O Banco Central deu à luz, nesta quarta-feira, a nova taxa básica de juros do sistema financeiro, aplicando na Selic o maior corte do governo Lula: um ponto percentual, rebaixada de 13,75% para 12,75% ao ano - numa decisão que superou a expectativa da maioria dos agentes econômicos, mas que faz todo o sentido.

A inflação está em declínio e o desemprego, em expansão. É urgente, até para o pacote anticrise, injetar crédito menos caro nas veias da economia brasileira. Essa bola redonda, agora, está com os bancos brasileiros. 
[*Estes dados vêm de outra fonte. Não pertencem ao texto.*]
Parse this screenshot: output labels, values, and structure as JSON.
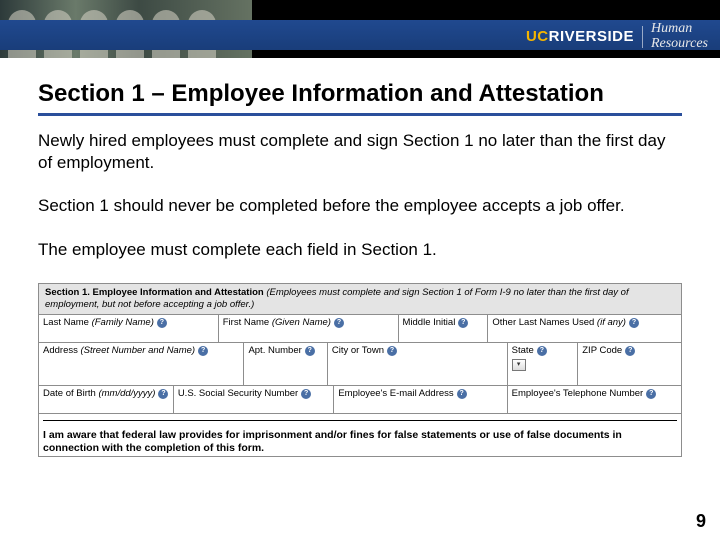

É que é do Brasil a maior reserva de potência do mundo para travar a desaceleração da economia. Soltar as amarras do crédito bancário, o mais curto e mais caro deste planeta capinanceiro.

É realmente difícil sustentar o crescimento da economia com as empresas, ainda hoje, pagando juros de até 67% ao ano para produzir, e as famílias, em média, juros acima de 150% para consumir.

Como diz o vice-presidente José Alencar, é uma overdose de arrocho bancário da categoria do mal desnecessário. Ah! Desde setembro de 2005 até hoje, a Selic baixou 35%; a taxa do spread, só 3%. 

Joelmir Beting

Um comentário:

  1. Ah, sim! Também fiquei muito surpreso com o corte feito pelo COPOM. Mas a medida vem em boa hora! Os juros no Brasil são qualquer coisa insustentável, especialmente o spread. Disponibilizar crédito também é fazer política social, é permitir que as pessoas consumam, o que incentiva a produção e logicamente estimula emprego e renda. O súbito aumento do desemprego no Brasil é inadmissível, acho que há muito oportunismo das empresas. Toda medida para combater este processo deve ser aplaudida.